Dowd Ritter, AmSouth's chairman, president, and chief executive officer, said in a press release last Tuesday that AmSouth had decided to sell in order to focus on its "core expertise" in wealth management, trust services, and financial planning.
It is true that more banks want to focus on distribution than product development, Mr. Bove said, but this is because mutual fund management has become so heavily regulated in the past year that the profit potential no longer outweighs the cost for most small and midsize banks trying to run a proprietary fund family.
Goldman Sachs Group Inc., Reserve Funds, and Federated Investors Inc. are among the large asset managers that have been snapping up small fund families from banks.
Reserve Funds, the company that started the first money market fund, has bought four small portfolios in the past year, three from banks, and says it plans to buy more to expand in equity and fixed-income products.
Last October, Reserve, which manages $30 billion of assets, bought the First Mutual Fund and Total Return Bond Fund from First Republic's Trainer Wortham and the Froley, Revy Convertible Securities Fund from the bank itself. In January, it bought management rights to the Chicago-based Segal Bryant & Hamill mid-cap fund.
Goldman Sachs' asset management unit last year announced it would add $1.5 billion of assets with the purchase of most of a fund family from Citizens Banking Corp. in Flint, Mich., as well as an agreement to buy the Expedition Funds from Compass Bank in Birmingham, Ala.
Federated added $1 billion of assets under management with purchases during the past two years from FirstMerit Corp. in Akron, Ohio; Riggs National Corp. in Washington; and Citizens in Flint. Last August it made a deal to buy Banknorth Group's $265.5 million-asset fund family.
And last Tuesday, Federated bought $164 million of assets from Vintage Funds, owned by Amcore Financial Inc. in Rockford, Ill.
Joseph S. Machi, director of alliances at Pittsburgh-based Federated, said banks are moving toward open architecture and thus are willing to sell proprietary funds.
"They are exiting a proprietary fund strategy to an open architecture strategy," he said. "Their assets and their size just don't make it efficient to run their own fund groups anymore, and the costs of managing these products continue to rise."
Pioneer's deal for AmSouth's fund family, which has 23 portfolios with $5.5 billion of assets under management, is the second big one in two years for the Pioneer unit of a global investment management group owned by UniCredito Italiano SpA. Pioneer bought Safeco's $3.2 billion-asset mutual fund family last year.
The AmSouth portfolios are to be reorganized into Pioneer Funds when the deal closes at the end of the third quarter.
Analysts said Pioneer would be among the companies that continue aggressively pursuing banks like AmSouth that are looking to quit the mutual fund business.
"The logic for running a mutual fund operation dims for banks because it becomes too expensive relative to running a traditional trust operation," Mr. Bove said. "Trust companies are not being held up to the same regulatory scrutiny. If you sell [proprietary] mutual funds you are required to disclose what other mutual fund organizations have" disclosed.

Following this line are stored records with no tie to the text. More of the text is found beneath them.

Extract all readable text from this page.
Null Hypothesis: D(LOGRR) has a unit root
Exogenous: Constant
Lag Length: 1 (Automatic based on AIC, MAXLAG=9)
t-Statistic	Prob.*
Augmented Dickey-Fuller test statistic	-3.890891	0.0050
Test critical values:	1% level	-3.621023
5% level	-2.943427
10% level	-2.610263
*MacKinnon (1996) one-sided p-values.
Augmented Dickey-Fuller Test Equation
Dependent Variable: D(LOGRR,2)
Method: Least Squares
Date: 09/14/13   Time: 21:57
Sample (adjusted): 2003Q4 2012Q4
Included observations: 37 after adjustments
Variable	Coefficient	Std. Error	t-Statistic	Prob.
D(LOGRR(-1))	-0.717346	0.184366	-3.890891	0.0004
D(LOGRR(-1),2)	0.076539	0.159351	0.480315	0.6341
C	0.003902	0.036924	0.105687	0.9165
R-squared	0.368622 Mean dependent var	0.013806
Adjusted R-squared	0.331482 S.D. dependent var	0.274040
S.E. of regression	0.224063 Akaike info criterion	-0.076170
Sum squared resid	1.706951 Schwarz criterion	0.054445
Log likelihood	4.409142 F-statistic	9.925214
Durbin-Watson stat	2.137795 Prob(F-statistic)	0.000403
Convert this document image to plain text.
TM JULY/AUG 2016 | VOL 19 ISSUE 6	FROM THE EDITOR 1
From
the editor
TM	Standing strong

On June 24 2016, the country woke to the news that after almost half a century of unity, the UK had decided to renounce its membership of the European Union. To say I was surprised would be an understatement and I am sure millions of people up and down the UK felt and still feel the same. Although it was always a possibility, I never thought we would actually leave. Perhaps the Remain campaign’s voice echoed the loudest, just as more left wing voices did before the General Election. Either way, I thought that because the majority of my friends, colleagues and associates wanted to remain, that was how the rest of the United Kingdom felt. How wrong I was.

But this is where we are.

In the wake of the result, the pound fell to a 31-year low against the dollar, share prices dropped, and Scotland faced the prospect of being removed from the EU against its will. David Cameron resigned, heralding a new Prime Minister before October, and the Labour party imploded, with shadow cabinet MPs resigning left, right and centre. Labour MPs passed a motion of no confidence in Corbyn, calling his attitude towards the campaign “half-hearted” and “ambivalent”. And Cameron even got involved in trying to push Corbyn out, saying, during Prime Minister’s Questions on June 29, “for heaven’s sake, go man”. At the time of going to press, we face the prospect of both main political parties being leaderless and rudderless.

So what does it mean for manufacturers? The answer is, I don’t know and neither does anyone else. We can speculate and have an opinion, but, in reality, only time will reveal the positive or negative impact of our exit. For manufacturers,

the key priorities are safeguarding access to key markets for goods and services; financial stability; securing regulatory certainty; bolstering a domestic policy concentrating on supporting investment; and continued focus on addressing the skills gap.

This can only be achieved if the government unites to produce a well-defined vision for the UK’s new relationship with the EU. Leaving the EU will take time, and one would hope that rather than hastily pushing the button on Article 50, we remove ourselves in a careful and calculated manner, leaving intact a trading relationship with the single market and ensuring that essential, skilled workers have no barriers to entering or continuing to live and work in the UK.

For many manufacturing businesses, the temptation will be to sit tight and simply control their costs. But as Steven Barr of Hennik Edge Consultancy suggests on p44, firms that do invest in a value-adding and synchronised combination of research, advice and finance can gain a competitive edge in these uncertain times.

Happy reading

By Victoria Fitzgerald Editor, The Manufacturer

"The mutual fund business is still an attractive business," he added, "but it is also an expensive business. Banks are trying to decide whether they want to be a distribution channel or a manufacturing channel. When a bank like Citigroup can decide it would prefer one over the other [by selling its asset management arm to Legg Mason] it makes it easier for other banks to follow this wave."
Mr. Machi agreed that when larger companies change their asset management strategies, it makes it easier for smaller ones to follow suit. More deals with banks are in Federated's pipeline, he said, and he expects the pace of consolidation to pick up.